More skeletons fell out of the closet for the Ministry of Foreign Affairs and Trade yesterday when a senior official told the JoongAng Ilbo that all 22 staffers hired through special selection processes from 1997 to 2004 were sent abroad for training in violation of the ministry’s own regulations.

An official from the Ministry of Public Administration and Security who helped oversee recruitment at the Foreign Ministry during this period told the JoongAng Ilbo yesterday that improper foreign training stemmed from ministry officials’ favoritism and greed.

The special selection process was implemented in 1997, exempting some Foreign Ministry applicants from taking the standard entrance exam. The intention was to find staffers who already had good language skills and experience abroad. Applicants for special selection were required to have “more than six years of education above the elementary-school level outside of Korea.”

The process generated controversy from the start about whether it was intended to favor children of diplomats and was abolished in 2004.

From 1997 to 2004, nine of the 22 staffers hired were children of high-ranking diplomatic officials.

Those who were hired through special selection were not permitted to go on government-authorized trips for training abroad because they already had experience living abroad.
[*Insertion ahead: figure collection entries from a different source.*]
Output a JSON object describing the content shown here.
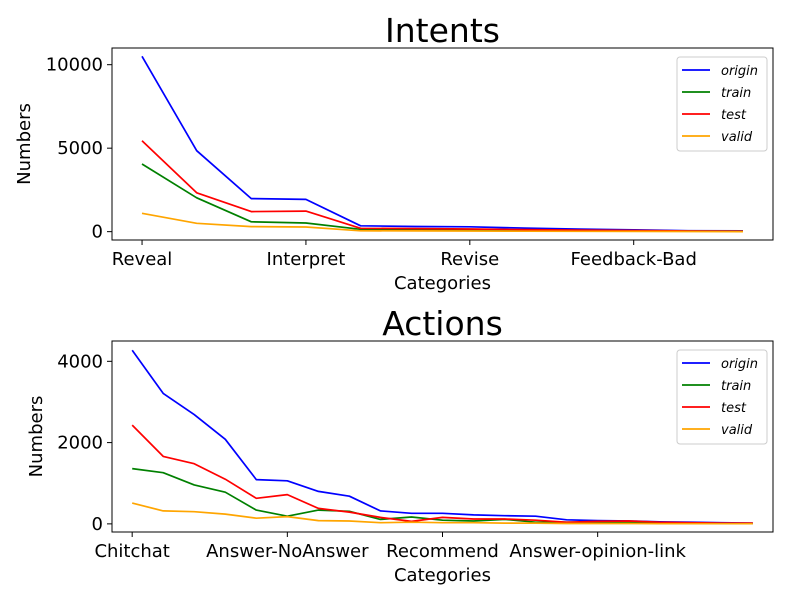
{
  "chart_data": [
    {
      "type": "line",
      "title": "Intents",
      "xlabel": "Categories",
      "ylabel": "Numbers",
      "x_tick_labels": [
        "Reveal",
        "Interpret",
        "Revise",
        "Feedback-Bad"
      ],
      "x_tick_positions": [
        0,
        3,
        6,
        9
      ],
      "yticks": [
        0,
        5000,
        10000
      ],
      "ylim": [
        -500,
        11000
      ],
      "xlim": [
        -0.55,
        11.55
      ],
      "legend_position": "top-right",
      "x": [
        0,
        1,
        2,
        3,
        4,
        5,
        6,
        7,
        8,
        9,
        10,
        11
      ],
      "series": [
        {
          "name": "origin",
          "color": "#0000ff",
          "values": [
            10500,
            4850,
            1980,
            1930,
            350,
            310,
            290,
            210,
            150,
            110,
            60,
            50
          ]
        },
        {
          "name": "train",
          "color": "#008000",
          "values": [
            4050,
            2030,
            590,
            520,
            140,
            120,
            110,
            90,
            70,
            50,
            30,
            25
          ]
        },
        {
          "name": "test",
          "color": "#ff0000",
          "values": [
            5450,
            2330,
            1200,
            1230,
            200,
            180,
            160,
            120,
            90,
            70,
            40,
            30
          ]
        },
        {
          "name": "valid",
          "color": "#ffa500",
          "values": [
            1100,
            500,
            300,
            280,
            50,
            45,
            40,
            30,
            20,
            15,
            10,
            5
          ]
        }
      ]
    },
    {
      "type": "line",
      "title": "Actions",
      "xlabel": "Categories",
      "ylabel": "Numbers",
      "x_tick_labels": [
        "Chitchat",
        "Answer-NoAnswer",
        "Recommend",
        "Answer-opinion-link"
      ],
      "x_tick_positions": [
        0,
        5,
        10,
        15
      ],
      "yticks": [
        0,
        2000,
        4000
      ],
      "ylim": [
        -200,
        4500
      ],
      "xlim": [
        -0.65,
        20.65
      ],
      "legend_position": "top-right",
      "x": [
        0,
        1,
        2,
        3,
        4,
        5,
        6,
        7,
        8,
        9,
        10,
        11,
        12,
        13,
        14,
        15,
        16,
        17,
        18,
        19,
        20
      ],
      "series": [
        {
          "name": "origin",
          "color": "#0000ff",
          "values": [
            4270,
            3210,
            2690,
            2080,
            1090,
            1060,
            800,
            680,
            320,
            260,
            260,
            220,
            200,
            190,
            100,
            80,
            70,
            50,
            40,
            30,
            20
          ]
        },
        {
          "name": "train",
          "color": "#008000",
          "values": [
            1360,
            1260,
            960,
            780,
            340,
            190,
            340,
            310,
            110,
            170,
            90,
            70,
            110,
            40,
            40,
            40,
            30,
            20,
            15,
            10,
            10
          ]
        },
        {
          "name": "test",
          "color": "#ff0000",
          "values": [
            2430,
            1660,
            1480,
            1100,
            630,
            720,
            380,
            290,
            160,
            60,
            160,
            120,
            120,
            90,
            40,
            60,
            70,
            40,
            30,
            20,
            20
          ]
        },
        {
          "name": "valid",
          "color": "#ffa500",
          "values": [
            510,
            320,
            300,
            240,
            140,
            180,
            80,
            70,
            30,
            40,
            30,
            30,
            20,
            20,
            10,
            10,
            10,
            5,
            5,
            5,
            5
          ]
        }
      ]
    }
  ]
}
But the ministry ignored its own regulation and sent all 22 staffers overseas for training for several years at a time.

“They had no need to go abroad because they were already raised abroad,” the official told the JoongAng Ilbo. “It was out of greed and I was against the decision until the end. I feel responsible as a public servant for what happened but I stand firm in my opinion that it happened out of greed.

“There was a lot of conflict over this because sending these already good English speakers abroad took away other people’s chances to learn abroad.”

At the time, the ministry said the 22 selected for foreign training were “good at English, but needed more understanding of the outside world.”

To get over recent hiring and nepotism scandals, the Foreign Ministry asked all its workers starting Monday to give anonymous tips of wrongdoing related to recruitment.

As of yesterday, employees sent 16 e-mails - nine of them were anonymous. The Foreign Ministry is expecting more.